Let’s start at the beginning. Where does this data come from?
The short answer is all over the car. As soon as a car is started, its ECU begins measuring every aspect of the vehicle. Data is supplied to the ECU by a suite of sensors that measure standard aspects of automotive systems, like pressure and temperature, in addition to movement in several axes and positions. These days, it’s also common to combine tasks, as this saves both space and weight, which are two things that automotive engineers continually strive to find more of. So, it’s not unusual to find pressure and temperature sensors within the same unit. Sensors, although complex in construction, simply convey a change of condition via an electrical signal, in this case to a car’s ECU. In some race series, the changes they detect are also transmitted directly to the pit crews, or even to the car’s factory of origin, potentially many thousands of miles away, in real-time. At this point, skilled engineers interpret what often amounts to collections of squiggly lines and use that data, along with driver feedback, to improve the car’s performance.
Why is a racecar’s environment different from a road car’s environment?
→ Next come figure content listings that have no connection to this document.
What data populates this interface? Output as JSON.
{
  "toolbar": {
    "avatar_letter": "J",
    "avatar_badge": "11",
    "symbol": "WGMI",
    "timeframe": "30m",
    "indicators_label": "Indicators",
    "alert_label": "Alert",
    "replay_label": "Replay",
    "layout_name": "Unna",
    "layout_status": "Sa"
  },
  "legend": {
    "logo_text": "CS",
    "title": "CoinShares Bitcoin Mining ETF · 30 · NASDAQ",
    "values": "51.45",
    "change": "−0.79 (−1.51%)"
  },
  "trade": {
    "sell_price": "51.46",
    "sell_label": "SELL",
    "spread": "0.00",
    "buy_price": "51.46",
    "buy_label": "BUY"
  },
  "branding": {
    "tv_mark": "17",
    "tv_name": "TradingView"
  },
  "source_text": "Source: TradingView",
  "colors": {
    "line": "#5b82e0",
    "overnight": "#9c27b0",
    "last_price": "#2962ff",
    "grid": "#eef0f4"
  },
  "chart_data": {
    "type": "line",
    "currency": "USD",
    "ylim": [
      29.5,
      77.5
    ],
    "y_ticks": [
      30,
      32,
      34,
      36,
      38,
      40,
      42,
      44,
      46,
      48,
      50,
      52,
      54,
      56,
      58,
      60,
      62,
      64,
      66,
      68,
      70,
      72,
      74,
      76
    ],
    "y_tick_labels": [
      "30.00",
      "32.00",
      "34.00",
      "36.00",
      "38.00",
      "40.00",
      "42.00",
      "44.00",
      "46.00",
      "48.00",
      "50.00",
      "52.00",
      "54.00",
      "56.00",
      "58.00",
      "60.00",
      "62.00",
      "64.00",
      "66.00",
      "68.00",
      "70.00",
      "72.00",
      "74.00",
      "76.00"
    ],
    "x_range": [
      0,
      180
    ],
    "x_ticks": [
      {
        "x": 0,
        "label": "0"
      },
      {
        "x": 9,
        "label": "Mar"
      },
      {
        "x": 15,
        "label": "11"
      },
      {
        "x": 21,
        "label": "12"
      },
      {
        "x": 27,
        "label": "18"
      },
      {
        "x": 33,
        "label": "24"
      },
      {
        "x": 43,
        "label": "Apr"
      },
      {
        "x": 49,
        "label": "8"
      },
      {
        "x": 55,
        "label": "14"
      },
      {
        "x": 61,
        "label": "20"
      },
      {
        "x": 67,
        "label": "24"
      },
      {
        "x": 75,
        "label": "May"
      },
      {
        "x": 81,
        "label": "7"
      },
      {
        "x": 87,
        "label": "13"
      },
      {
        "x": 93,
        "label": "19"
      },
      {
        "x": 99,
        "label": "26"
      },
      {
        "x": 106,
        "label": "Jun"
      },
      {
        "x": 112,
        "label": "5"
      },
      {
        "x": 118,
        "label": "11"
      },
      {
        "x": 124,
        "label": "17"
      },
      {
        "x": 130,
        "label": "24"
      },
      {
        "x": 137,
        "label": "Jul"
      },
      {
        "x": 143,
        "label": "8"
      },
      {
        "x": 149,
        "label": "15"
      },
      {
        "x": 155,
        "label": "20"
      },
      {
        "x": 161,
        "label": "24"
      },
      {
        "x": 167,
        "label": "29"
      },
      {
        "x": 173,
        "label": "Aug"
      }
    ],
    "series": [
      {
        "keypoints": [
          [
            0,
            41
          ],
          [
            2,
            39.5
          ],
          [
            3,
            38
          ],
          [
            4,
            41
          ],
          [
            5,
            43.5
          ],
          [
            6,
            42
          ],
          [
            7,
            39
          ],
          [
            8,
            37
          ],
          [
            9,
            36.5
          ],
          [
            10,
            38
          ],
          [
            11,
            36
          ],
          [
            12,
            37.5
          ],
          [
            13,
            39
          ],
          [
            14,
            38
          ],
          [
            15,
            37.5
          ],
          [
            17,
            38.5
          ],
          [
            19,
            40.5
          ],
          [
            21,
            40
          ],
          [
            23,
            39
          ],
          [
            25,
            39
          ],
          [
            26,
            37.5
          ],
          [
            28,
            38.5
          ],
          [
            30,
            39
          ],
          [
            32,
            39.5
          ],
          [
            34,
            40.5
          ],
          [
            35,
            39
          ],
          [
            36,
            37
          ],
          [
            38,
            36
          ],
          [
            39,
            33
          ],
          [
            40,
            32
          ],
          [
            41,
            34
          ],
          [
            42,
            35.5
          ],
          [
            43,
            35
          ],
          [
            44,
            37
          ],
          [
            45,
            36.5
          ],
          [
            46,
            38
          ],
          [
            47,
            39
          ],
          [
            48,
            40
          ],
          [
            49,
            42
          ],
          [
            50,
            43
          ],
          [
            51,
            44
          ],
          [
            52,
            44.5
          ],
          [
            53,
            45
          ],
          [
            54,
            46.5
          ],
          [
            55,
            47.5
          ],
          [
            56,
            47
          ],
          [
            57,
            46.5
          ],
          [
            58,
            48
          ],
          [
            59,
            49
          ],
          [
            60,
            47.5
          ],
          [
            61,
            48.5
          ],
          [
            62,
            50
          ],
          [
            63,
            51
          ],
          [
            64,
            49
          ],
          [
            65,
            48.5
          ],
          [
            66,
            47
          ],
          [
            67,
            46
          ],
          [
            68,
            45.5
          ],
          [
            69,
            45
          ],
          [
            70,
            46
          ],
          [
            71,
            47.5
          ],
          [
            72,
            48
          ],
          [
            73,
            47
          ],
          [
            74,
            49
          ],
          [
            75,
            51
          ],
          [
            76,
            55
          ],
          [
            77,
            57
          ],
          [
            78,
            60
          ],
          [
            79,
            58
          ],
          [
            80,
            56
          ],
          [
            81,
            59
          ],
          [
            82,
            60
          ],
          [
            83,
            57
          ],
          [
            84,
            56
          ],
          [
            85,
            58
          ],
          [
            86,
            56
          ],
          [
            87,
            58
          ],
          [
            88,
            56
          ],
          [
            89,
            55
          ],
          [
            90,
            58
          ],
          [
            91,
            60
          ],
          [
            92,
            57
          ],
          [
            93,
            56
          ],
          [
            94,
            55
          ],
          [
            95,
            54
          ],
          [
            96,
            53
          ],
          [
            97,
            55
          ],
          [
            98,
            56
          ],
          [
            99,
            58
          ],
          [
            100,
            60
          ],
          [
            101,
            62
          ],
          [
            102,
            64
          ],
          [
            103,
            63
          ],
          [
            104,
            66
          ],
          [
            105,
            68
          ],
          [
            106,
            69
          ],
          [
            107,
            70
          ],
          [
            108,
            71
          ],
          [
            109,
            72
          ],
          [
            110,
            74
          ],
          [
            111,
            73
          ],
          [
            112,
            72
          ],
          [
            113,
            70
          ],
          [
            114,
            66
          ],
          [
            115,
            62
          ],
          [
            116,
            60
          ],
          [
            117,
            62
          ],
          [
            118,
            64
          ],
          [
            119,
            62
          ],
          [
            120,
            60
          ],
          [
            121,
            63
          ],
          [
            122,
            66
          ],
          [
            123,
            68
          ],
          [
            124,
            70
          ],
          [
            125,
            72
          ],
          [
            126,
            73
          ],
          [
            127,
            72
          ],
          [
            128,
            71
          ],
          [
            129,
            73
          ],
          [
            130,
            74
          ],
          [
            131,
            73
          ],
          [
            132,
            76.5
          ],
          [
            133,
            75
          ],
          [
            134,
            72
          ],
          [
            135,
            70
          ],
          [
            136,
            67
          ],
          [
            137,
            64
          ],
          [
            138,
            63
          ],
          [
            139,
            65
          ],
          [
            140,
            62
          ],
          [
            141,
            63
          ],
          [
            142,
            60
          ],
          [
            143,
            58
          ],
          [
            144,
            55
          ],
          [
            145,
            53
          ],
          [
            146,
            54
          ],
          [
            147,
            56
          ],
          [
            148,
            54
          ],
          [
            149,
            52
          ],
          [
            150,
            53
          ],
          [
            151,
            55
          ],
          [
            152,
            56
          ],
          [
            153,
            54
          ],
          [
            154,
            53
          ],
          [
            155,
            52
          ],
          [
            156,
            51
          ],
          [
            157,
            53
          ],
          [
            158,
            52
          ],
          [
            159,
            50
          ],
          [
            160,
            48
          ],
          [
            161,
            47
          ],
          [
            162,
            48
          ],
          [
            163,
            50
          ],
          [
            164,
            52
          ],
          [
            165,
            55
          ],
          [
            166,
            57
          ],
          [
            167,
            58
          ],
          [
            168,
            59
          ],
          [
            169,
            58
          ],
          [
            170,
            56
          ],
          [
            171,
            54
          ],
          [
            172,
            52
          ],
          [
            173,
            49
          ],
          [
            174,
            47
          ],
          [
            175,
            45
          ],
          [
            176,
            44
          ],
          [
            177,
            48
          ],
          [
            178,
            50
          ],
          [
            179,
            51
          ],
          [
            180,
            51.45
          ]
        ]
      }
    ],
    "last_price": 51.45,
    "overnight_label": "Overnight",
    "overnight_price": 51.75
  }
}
Road cars are generally built to safely transport several people and their luggage in reasonable comfort and in many weather conditions, while racecars are usually built to transport a single individual (Yes, I know rally cars have a crew of two!) as fast as possible for a predetermined span of distance or time and, typically, in much less variable weather conditions. So, for racecars, comfort is sacrificed at the start, which creates some pretty tough conditions for both cars and drivers to manage during events. Autosport engineers would like racecars to be as stable as possible on the track, so suspension movement is reduced to the minimum. Oftentimes, the tire is the factor that moves the most. Consequently, hitting a bump or running over a curb transmits a lot of energy into the vehicle. If an engineer has potentiometers measuring the suspension travel, the sensors can transmit news at a rate of 500 times per second, which means that any interruption from the vibration due to inadequate engineering on the part of the connector or wire would be a big problem. In fact, heat and vibration are two of the largest challenges that the electrical hardware on a racing car has to withstand.
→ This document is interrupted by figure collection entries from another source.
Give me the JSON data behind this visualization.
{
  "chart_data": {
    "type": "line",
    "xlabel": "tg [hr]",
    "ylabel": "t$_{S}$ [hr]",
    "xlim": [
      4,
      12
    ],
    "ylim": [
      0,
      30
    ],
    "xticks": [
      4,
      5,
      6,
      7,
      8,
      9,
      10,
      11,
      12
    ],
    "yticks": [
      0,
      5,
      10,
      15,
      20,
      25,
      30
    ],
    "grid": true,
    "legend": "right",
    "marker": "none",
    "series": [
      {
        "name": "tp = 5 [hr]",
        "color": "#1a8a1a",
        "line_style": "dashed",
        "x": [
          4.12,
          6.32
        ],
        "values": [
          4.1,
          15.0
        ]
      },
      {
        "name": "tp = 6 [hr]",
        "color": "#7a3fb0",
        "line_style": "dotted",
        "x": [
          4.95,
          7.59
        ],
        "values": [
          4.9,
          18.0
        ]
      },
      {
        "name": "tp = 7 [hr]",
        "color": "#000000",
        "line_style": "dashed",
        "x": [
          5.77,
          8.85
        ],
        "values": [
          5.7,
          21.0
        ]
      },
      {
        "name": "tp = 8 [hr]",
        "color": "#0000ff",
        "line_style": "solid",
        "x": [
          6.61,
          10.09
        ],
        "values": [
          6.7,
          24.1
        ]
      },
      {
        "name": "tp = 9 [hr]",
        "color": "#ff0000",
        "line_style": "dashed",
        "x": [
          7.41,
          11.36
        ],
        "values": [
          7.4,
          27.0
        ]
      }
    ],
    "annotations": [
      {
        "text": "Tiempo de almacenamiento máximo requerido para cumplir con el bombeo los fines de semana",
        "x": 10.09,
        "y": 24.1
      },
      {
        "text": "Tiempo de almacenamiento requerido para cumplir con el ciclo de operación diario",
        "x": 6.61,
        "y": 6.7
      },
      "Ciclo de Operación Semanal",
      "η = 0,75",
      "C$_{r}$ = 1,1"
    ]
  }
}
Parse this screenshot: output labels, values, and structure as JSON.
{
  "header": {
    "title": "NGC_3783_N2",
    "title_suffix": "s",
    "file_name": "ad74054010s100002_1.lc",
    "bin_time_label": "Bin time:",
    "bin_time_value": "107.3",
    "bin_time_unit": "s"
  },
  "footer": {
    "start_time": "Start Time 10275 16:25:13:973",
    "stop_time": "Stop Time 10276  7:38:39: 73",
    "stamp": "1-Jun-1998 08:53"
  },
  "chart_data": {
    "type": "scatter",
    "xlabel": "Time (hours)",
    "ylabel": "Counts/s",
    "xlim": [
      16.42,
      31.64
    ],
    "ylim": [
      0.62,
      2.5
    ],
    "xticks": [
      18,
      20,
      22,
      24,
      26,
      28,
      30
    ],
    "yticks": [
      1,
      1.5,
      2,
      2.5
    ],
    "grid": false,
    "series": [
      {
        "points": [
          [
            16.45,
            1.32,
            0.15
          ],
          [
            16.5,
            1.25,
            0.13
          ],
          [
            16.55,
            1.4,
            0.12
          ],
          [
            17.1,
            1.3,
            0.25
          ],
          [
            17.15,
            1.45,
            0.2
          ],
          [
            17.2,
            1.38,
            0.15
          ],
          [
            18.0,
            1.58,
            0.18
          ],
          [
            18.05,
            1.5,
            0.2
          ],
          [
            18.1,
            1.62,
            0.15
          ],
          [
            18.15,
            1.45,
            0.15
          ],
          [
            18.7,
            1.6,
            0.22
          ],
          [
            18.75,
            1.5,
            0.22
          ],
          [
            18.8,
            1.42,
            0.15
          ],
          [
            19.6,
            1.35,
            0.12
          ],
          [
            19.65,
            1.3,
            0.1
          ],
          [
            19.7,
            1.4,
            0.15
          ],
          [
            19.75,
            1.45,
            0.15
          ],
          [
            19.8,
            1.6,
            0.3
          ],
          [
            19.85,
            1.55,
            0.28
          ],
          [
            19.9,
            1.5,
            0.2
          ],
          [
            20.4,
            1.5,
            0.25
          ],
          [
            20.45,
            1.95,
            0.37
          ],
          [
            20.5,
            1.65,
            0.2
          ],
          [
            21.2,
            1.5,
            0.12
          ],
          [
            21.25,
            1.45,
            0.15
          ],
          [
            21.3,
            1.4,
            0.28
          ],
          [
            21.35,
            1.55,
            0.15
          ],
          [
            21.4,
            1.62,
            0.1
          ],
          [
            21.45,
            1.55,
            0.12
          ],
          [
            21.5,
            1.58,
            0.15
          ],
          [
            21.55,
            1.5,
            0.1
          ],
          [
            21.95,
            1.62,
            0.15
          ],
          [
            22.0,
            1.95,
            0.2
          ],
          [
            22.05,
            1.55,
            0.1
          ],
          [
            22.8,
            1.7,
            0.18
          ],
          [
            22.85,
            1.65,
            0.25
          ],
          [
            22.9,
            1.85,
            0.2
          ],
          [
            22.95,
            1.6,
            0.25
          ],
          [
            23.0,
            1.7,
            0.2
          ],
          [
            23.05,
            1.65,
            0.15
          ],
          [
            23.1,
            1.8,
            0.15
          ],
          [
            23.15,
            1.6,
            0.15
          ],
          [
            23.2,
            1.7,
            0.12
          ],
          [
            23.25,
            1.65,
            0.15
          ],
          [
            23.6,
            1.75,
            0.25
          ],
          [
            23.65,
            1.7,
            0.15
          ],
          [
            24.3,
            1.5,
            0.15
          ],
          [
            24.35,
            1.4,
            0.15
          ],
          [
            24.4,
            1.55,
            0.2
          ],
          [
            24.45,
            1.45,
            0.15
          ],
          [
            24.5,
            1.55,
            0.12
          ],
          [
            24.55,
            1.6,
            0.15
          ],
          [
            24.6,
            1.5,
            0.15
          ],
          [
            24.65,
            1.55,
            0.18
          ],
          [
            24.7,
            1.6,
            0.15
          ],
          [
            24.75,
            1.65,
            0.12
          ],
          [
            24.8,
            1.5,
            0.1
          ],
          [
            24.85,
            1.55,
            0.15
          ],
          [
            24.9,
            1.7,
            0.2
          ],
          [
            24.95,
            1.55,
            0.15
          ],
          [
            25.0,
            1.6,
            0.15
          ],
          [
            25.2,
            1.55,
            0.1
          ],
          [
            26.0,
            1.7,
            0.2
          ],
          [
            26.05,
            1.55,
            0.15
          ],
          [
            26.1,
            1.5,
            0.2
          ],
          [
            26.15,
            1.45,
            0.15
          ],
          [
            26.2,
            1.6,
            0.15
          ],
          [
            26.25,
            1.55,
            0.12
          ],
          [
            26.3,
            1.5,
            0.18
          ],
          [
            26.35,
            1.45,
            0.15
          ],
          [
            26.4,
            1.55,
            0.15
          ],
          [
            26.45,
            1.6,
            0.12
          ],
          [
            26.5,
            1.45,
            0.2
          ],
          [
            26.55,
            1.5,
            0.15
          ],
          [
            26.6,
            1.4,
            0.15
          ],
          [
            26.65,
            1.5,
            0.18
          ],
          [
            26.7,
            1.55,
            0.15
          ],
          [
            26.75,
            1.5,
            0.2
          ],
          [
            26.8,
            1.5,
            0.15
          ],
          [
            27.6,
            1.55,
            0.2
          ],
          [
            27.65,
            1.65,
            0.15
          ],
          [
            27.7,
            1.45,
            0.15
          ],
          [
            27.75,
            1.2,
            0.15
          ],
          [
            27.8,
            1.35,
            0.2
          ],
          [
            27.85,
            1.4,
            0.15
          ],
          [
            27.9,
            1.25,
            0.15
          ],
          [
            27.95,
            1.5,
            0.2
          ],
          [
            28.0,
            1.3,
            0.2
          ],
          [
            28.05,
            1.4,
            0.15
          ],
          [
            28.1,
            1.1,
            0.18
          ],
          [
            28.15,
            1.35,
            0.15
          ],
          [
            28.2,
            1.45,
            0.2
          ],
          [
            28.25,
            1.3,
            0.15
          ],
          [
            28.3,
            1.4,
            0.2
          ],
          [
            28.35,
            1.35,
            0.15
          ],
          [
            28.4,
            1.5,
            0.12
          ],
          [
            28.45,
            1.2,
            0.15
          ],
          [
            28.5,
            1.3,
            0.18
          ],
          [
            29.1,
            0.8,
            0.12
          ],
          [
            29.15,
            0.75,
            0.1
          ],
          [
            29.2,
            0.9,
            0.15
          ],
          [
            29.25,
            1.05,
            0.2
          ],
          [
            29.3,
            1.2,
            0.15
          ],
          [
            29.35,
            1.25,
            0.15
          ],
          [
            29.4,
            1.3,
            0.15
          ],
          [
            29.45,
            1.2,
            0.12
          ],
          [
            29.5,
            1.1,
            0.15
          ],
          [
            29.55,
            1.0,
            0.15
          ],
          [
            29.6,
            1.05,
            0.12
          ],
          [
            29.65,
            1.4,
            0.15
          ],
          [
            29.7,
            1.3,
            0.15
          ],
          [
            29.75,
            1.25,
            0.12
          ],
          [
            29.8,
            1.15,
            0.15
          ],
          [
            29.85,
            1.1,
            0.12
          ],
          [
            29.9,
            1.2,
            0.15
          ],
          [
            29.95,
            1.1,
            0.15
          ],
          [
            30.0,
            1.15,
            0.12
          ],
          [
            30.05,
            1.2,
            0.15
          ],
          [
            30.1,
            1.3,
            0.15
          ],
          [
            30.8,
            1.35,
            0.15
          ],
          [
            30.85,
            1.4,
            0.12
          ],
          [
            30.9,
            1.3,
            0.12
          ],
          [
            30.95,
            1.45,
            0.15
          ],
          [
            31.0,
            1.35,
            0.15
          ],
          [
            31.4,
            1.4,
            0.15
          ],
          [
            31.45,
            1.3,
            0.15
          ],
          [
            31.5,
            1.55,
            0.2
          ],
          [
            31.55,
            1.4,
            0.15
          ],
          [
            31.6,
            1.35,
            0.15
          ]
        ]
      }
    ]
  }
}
Why choose autosport parts over normal automotive products?
Racecars, as we’ve already established, have a completely different existence than road cars. Apart from all the vibration and heat, racecars are adjusted and alerted throughout an event, which can last for a weekend or longer. When racecars go back to the garage during practice sessions, the covers come off and teams of engineers start making small to major adjustments in response to the driver’s feedback and the data the car producing. These adjustments often require disconnecting and reconnecting the electrical elements in the car.
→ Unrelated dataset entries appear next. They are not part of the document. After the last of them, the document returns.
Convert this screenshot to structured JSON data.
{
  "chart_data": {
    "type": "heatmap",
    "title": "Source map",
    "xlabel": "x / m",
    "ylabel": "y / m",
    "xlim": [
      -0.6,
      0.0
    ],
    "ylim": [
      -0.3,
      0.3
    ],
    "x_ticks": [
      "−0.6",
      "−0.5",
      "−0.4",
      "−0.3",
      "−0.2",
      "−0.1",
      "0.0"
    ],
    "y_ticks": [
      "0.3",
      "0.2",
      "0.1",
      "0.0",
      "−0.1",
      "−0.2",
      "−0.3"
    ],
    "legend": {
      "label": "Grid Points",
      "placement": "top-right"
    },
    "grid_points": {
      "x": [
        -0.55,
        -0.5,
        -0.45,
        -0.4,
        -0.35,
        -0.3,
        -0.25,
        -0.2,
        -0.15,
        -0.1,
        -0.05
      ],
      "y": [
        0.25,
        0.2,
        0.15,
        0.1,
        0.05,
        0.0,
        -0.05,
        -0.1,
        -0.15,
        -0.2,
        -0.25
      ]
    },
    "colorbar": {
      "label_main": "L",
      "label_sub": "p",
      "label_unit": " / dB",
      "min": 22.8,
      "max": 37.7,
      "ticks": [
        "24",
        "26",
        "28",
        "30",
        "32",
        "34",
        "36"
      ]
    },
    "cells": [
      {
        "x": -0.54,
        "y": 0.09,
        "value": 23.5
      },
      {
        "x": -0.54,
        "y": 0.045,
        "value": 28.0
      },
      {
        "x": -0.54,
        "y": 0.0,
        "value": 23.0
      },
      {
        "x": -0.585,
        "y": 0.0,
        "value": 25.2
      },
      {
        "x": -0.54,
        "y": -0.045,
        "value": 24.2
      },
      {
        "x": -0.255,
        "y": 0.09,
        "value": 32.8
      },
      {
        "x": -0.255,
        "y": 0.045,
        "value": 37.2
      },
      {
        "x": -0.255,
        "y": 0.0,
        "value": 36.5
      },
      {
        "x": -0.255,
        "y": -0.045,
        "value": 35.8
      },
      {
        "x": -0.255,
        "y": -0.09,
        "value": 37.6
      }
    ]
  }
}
Normal automotive connectors are generally designed to be mated and unmated around 10 times. So, exceeding those limits could result in some big problems for passenger cars. In racecars, connectors can be mated and unmated 10 times in a single practice session. So, the connectors employed in these vehicles have to be designed to robustly withstand this level of engagement and still work perfectly. The basic design elements that allow autosport parts to achieve these specifications come from features found in aerospace standards. For instance, the same crimp contact technology found in the harsh environment connectors used in jet engines, aircraft cabin systems, and other military vehicle applications can also be found in racecars, as these components are just as mission critical as those found within racecars, despite their different end-goals.
What does the future of automotive racing look like?
Racing technology is changing faster and faster. New materials, new regulations, and new technologies mean that the old standards need to be revised every racing season. More data also means more contacts in ever smaller and more lightweight packaging. Additionally, the increased electrification of racing powertrains — with energy being recovered from turbo chargers, exhaust gasses, and braking systems — means there’s more need for high-current solutions. Full electric racing is gaining momentum too; so, identifying safe solutions for high-density battery applications is another design element that would have seemed like science fiction 10 years ago.
TE Connectivity’s racing solutions help our racing customers achieve the best possible performance from their racecars, and help enable them to win events and championships. So, we are abundantly aware that we need to move at the same speed with our technology development as our customers do on the track. It’s a great challenge, but we gain great satisfaction from seeing the teams who use our technology win races and championships ranging from grassroots to international events.
TE Connectivity (TE) has been a key contributor to the science of racecar engineering for the past 20 years, supplying DEUTSCH Autosport connectors, Raychem wire, heat shrink products, and now sensors to race teams around the world, enabling the transmission of valuable data to autosport engineers.